Climbing can be an incredibly safe activity, because certain systems and certain standards can be taken as gospel. Everything about climbing is based on physics - from drilling a solid bolt to placing a bomber piece of pro. If a climber learns and uses knowledge of climbing and protection-placing techniques, many unsafe situations can be avoided.
This study of the science behind common friction knots serves as an example of the many scientific studies which have been done on climbing gear and climbing systems. Petzl, one of the largest brands in the manufacture of rock climbing equipment, publishes extensive guides and advice on technical and product safety, free of charge.
That said, it is the seemingly non-climbing-related issues which often lead to accidents in climbing. The climbing itself is often very safe. But ignoring the issues listed above can lead to the need for an evacuation.
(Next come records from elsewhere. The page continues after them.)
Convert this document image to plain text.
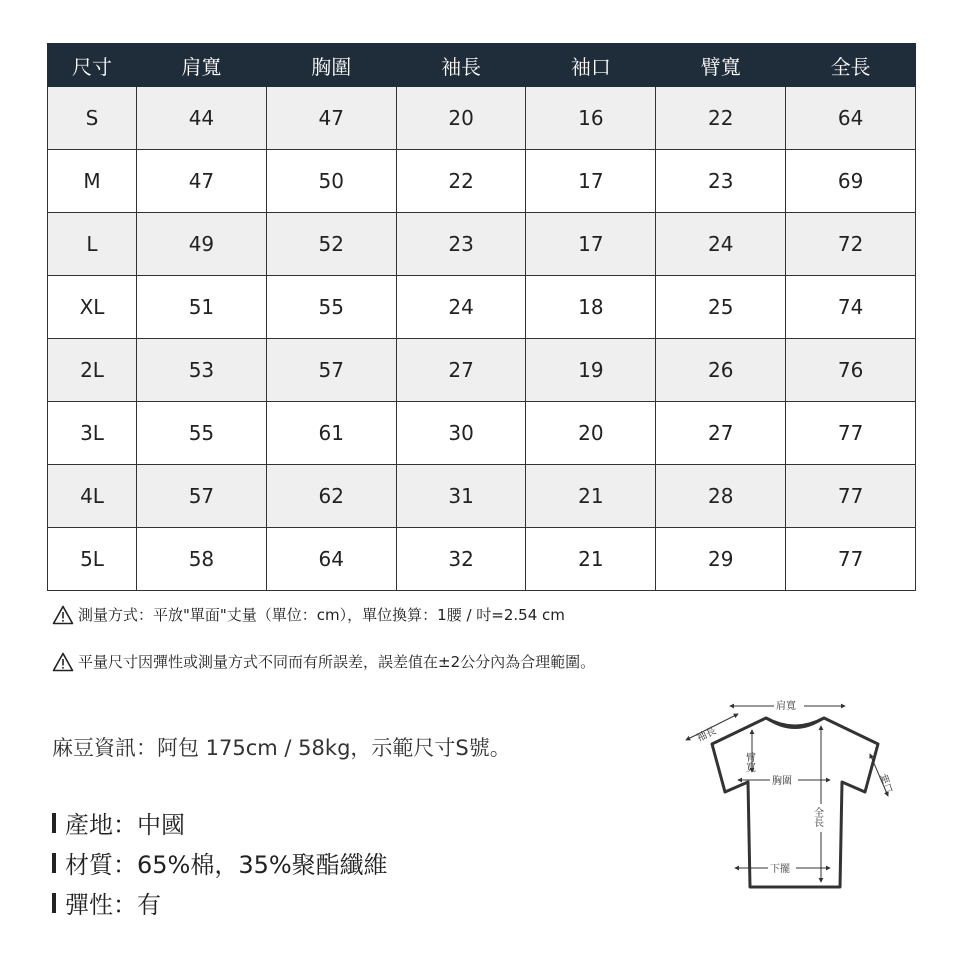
尺寸	肩寬	胸圍	袖長	袖口	臂寬	全長
S	44	47	20	16	22	64
M	47	50	22	17	23	69
L	49	52	23	17	24	72
XL	51	55	24	18	25	74
2L	53	57	27	19	26	76
3L	55	61	30	20	27	77
4L	57	62	31	21	28	77
5L	58	64	32	21	29	77
測量方式：平放"單面"丈量（單位：cm），單位換算：1腰 / 吋=2.54 cm
平量尺寸因彈性或測量方式不同而有所誤差，誤差值在±2公分內為合理範圍。
麻豆資訊：阿包 175cm / 58kg，示範尺寸S號。
產地：中國
材質：65%棉，35%聚酯纖維
彈性：有
肩寬
袖長
臂寬
胸圍
全長
袖口
下擺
The American Alpine Club has published the Accidents in North American Mountaineering report annually for over 50 years, with the purpose of educating the climbing community about common mistakes which can result in severe injury, death, and/or SAR.
The true cost of SAR
• Climbing rescues cost somewhat more on average than other types of rescues, but climbers "provide greater volunteer support and pay more directly to offset rescue costs than do virtually all other recreational groups."
• At Yosemite National Park, a popular climbing destination, climbing rescues cost $456,000 from 2000 to 2004. Over the same period, day-hiker rescues cost $762,000 and backpacker rescues $613,000. Backpacking rescues averaged $3,800 each; climbing, $3,100; day hiking, $1,500.
Chopper rescues cost around US$2000 to US$6000 per incident, which the rescued party is responsible for. Standard insurance and travel insurance do not cover rescues. To assist climbers in covering evacuation costs, the American Alpine Club offers rescue insurance that covers chopper SAR missions and transport of remains in mountainous areas, up to 8000m. This is part of preparing for the event of an accident.
Everything about climbing is a judgment call - like pretty much everything else in life. It is a climber's individual responsibility to be aware of weather reports and snow/rock conditions, and to have the skill level to deal with them.
Climbers have to overcome ego and the desire to attain a goal in favor of safety and the ability to come back later.
Many climbers have lost friends and acquaintances to the mountains, myself included. We can prepare as much as we can but accidents do happen, just like they can happen to anyone in any situation. Most SAR workers are climbers themselves, and some of the most experienced athletes in the world have still fallen victim to an error in judgment or an unforseen change in conditions. Consider that the next time a person finds him or herself in a rescue situation - without SAR workers with climbing skills skills, they often would not make it back.
Climbing should never be strictly about ego or entertainment - the mountains have to be respected. Everything about it is a judgment call - like pretty much everything else in life.
I would ask that the public acknowledge that climbing is a legitimate pursuit of passion, and often an aid - not a hindrance - when it comes to rescue ops.
Just like it is a climber's individual responsibility to be aware of weather reports, and snow and rock conditions - and to have the skill level to deal with them.